Bugün yaşanan dalgaysa bundan öncekilere benzemiyor. Bülent Arınç, Hüseyin Çelik, Sadullah Ergin, Suat Kılıç birlikte hareket ediyor ve paslaşıyor. Partiden istifa etmek gibi bir düşünceleri görünüşe göre yok, tam tersi tüm söylemlerinde partiyi öne çıkartarak  konuşuyorlar. O kadar kibar ve naifler ki insanın önlerinde siper olası geliyor.
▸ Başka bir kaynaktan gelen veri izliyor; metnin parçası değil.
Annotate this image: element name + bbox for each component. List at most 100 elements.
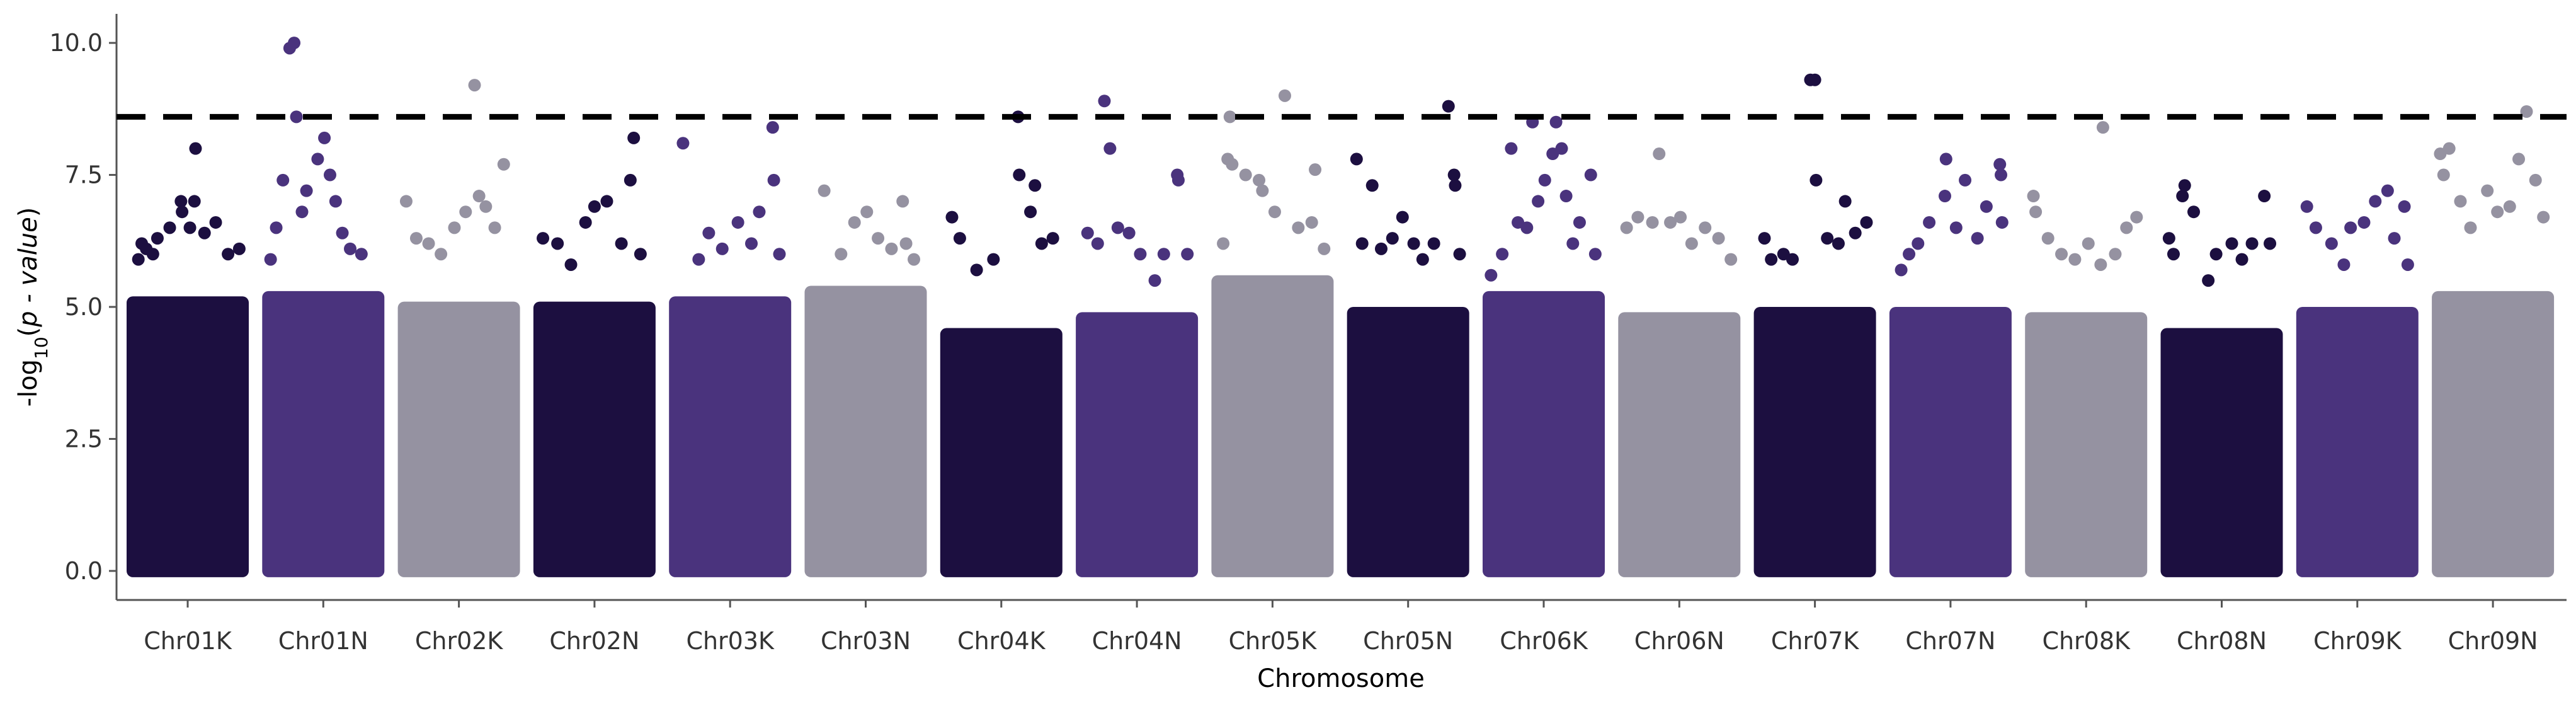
point-chr07k-5 [1808, 73, 1821, 86]
point-chr03k-7 [766, 121, 779, 134]
point-chr03n-8 [908, 253, 921, 266]
point-chr08n-11 [2264, 237, 2277, 250]
bulk-layer [127, 275, 2555, 577]
point-chr01k-8 [183, 221, 197, 234]
point-chr08k-10 [2130, 210, 2143, 224]
point-chr06k-10 [1555, 142, 1568, 155]
points-bulk-chr07k [1753, 307, 1876, 577]
point-chr07k-0 [1758, 232, 1771, 245]
point-chr02k-3 [435, 248, 448, 261]
point-chr01n-14 [355, 248, 368, 261]
point-chr09n-8 [2512, 153, 2526, 166]
point-chr05k-11 [1309, 163, 1322, 176]
point-chr01k-14 [232, 242, 246, 255]
point-chr05k-12 [1318, 242, 1331, 255]
points-bulk-chr01k [127, 296, 249, 577]
x-tick-label: Chr06K [1500, 627, 1588, 655]
point-chr05n-6 [1407, 237, 1420, 250]
x-tick-label: Chr05N [1363, 627, 1453, 655]
point-chr04k-5 [1013, 168, 1026, 182]
y-tick-label: 5.0 [65, 293, 103, 321]
x-tick-label: Chr09K [2313, 627, 2402, 655]
y-tick-label: 10.0 [49, 29, 103, 57]
point-chr02n-4 [588, 200, 601, 213]
point-chr05n-9 [1442, 100, 1455, 113]
point-chr01n-7 [300, 184, 313, 197]
point-chr07n-7 [1959, 173, 1972, 187]
point-chr08n-0 [2162, 232, 2175, 245]
point-chr09n-4 [2464, 221, 2477, 234]
point-chr04k-1 [953, 232, 966, 245]
points-bulk-chr08n [2160, 328, 2283, 577]
point-chr08n-8 [2235, 253, 2248, 266]
point-chr03k-9 [773, 248, 786, 261]
point-chr05k-3 [1226, 158, 1239, 171]
point-chr03k-6 [753, 205, 766, 219]
point-chr05k-9 [1292, 221, 1305, 234]
y-tick-label: 0.0 [65, 557, 103, 585]
point-chr08k-7 [2096, 121, 2109, 134]
points-bulk-chr03k [669, 296, 792, 577]
point-chr07n-4 [1939, 190, 1951, 203]
point-chr04n-7 [1148, 274, 1161, 287]
point-chr05n-12 [1453, 248, 1466, 261]
point-chr09k-6 [2369, 195, 2382, 208]
y-ticks: 0.0 2.5 5.0 7.5 10.0 [49, 29, 117, 585]
point-chr09k-7 [2381, 184, 2394, 197]
point-chr01n-13 [344, 242, 357, 255]
x-tick-label: Chr06N [1634, 627, 1724, 655]
point-chr03k-5 [745, 237, 758, 250]
point-chr01n-11 [329, 195, 342, 208]
point-chr01k-0 [132, 253, 145, 266]
point-chr02k-2 [422, 237, 435, 250]
point-chr07n-10 [1993, 158, 2007, 171]
point-chr06n-2 [1646, 216, 1659, 229]
point-chr06n-9 [1724, 253, 1738, 266]
point-chr07n-11 [1995, 168, 2007, 182]
point-chr06k-15 [1588, 248, 1602, 261]
point-chr05k-2 [1223, 110, 1236, 124]
point-chr08k-4 [2068, 253, 2082, 266]
point-chr05n-2 [1365, 179, 1379, 192]
point-chr07k-7 [1821, 232, 1834, 245]
point-chr04n-3 [1103, 142, 1117, 155]
point-chr04n-4 [1111, 221, 1124, 234]
point-chr04n-11 [1181, 248, 1194, 261]
point-chr05k-0 [1217, 237, 1230, 250]
point-chr02n-5 [600, 195, 613, 208]
point-chr07n-0 [1895, 263, 1908, 277]
point-chr06k-2 [1505, 142, 1518, 155]
x-tick-label: Chr07N [1905, 627, 1995, 655]
point-chr07n-8 [1971, 232, 1984, 245]
point-chr06k-4 [1520, 221, 1534, 234]
point-chr01k-13 [222, 248, 235, 261]
point-chr08k-2 [2041, 232, 2055, 245]
point-chr01k-4 [151, 232, 164, 245]
point-chr03k-8 [767, 173, 780, 187]
point-chr01k-12 [209, 216, 222, 229]
points-bulk-chr05n [1347, 307, 1469, 577]
point-chr06n-4 [1664, 216, 1677, 229]
point-chr06n-5 [1674, 210, 1687, 224]
point-chr01k-3 [146, 248, 159, 261]
point-chr07n-9 [1980, 200, 1993, 213]
point-chr01k-6 [174, 195, 188, 208]
x-tick-label: Chr03K [686, 627, 775, 655]
point-chr02k-1 [409, 232, 423, 245]
point-chr09k-5 [2357, 216, 2371, 229]
point-chr03k-0 [676, 137, 690, 150]
point-chr07k-3 [1786, 253, 1799, 266]
point-chr02n-7 [624, 173, 637, 187]
y-axis-title: -log10(p - value) [14, 207, 52, 407]
point-chr06n-8 [1712, 232, 1725, 245]
point-chr04k-7 [1029, 179, 1042, 192]
point-chr01k-5 [163, 221, 176, 234]
point-chr08k-9 [2120, 221, 2133, 234]
point-chr02n-3 [579, 216, 592, 229]
point-chr08n-2 [2176, 190, 2189, 203]
x-tick-label: Chr01K [144, 627, 232, 655]
x-tick-label: Chr03N [821, 627, 911, 655]
point-chr06n-1 [1631, 210, 1644, 224]
point-chr03n-2 [848, 216, 861, 229]
point-chr08k-5 [2082, 237, 2095, 250]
Örneğin Bülent Arınç için deniyor ki; “Ey Bülent Arınç, sen makam peşindeyken hiç böyle konuşmuyordun, şimdi ne oldu”. Külliyen yalan, Bülent Arınç hep konuşuyordu. 

Varsın Bülent Arınç kendisini hiç dinlemeyen, defalarca söylemlerinin tersini söylediği Recep Tayyip Erdoğan’a karşı gelip hiç istifa etmemiş olsun. Varsın, makam mevki peşinde olmayan Bülent Arınç 2002-2007 arası meclis başkanlığı, 2009-2015 arası Başbakan Yardımcılığı yapmış olsun, varsın düne kadar nefsine ağır gelen şeylere partisi ve lidere itimat düsturu ile susmuş olsun. Ya da bu açıklamaları Taha Akyol gibi manidar bir isme ve kardeşi gibi gördüğü siyasi liderine açıkça saldıran bir kanalda yapmış olsun ne var bunda? O herkesin Bülent Ağabeyi. Mazlumların tek umudu, öyle ki çok sevdiği kardeşi gibi gördüğü aralarına kimsenin giremeyeceği Tayyip Erdoğan’ı en hafifinden asmak isteyen Gülen Grubunun haklarını korumak için gerekirse Cübbesini giyip avukatlık yapmak isteyecek kadar yüce gönüllüdür. 


Kendisinin bu avukatlıkları çok meşhurdur, İBDA, MUSTAZAFDER, Sivas davalarında inanılmaz iyi savunmalar yapmıştır. Mavi Marmara Davasında İsrail'i en çok köşeye sıkıştıran avukat kendisidir.  Bugün Salih Mirzabeyoğlu çıkmışsa bu Arınç sayesindedir. Hem kendisi Recep Tayyip Erdoğan’a karşı değildir ki, etrafını saranlara karşıdır. 30 yıllık dostu, 15 yıllık lideri onu dinlemiyorsa, sözlerini değersiz buluyorsa bu onun kabahati midir? 


Bülent Arınç elbette doğru bildiklerini anlatacaktır. Hem o dürüstlüğüyle bilinir. Asla kimseyi tehdit etmez, kendisi koca çınar olduğu için bazı hakikatleri şimdilik açıklamaz. O saat 15.00’de açıklama yapacağını söyleyip 17.25’e kadar beklerken insanların mesailerinin bitmesini beklemektedir. Art niyetli düşünenin yarası vardır. Kendisi nezaket timsalidir, canlı yayında insanlara asla hakaret etmez. Cübbesini giymek için sabırsızlandığı Gülen grubunun üç yıldır ahlaksızca saldırdığı bir yazara hakaret etmeyi kendine hak görmüş olabilir, bu onun saygısızlığına değil abiliğine delildir. 


Bülent Arınç daha çok konuşmalıdır. Örneğin MİT Tırları gerçekten Can Dündar'ın iddia ettiği gibi İŞİD'e mi gitmiştir. Eğer İŞİD'e gittiyse kendisi Başbakan Yardımcısı olarak niye o zaman müdahale etmemiştir? Eğer İŞİD'e gitmediyse Can Dündar'ın tutuklanmasına neden karşıdır?


 Ve ilk fırsatta Ak parti kongresinde aday olmalıdır ya da kendisi gibi düşünenlerden birini aday gösterip desteklemelidir. Ak Parti’de bunu yapamıyorsa, tıpkı “ Ak Partiyi kurduğu gibi” başka bir parti kurup siyaset yapmalıdır. Çınar’ın gölgesinde gizlediği hakikatleri de tek tek anlatmalıdır. Dürüstlük, kimseden korkmamak, makam mevki meraklısı olmamak bunu gerektirir.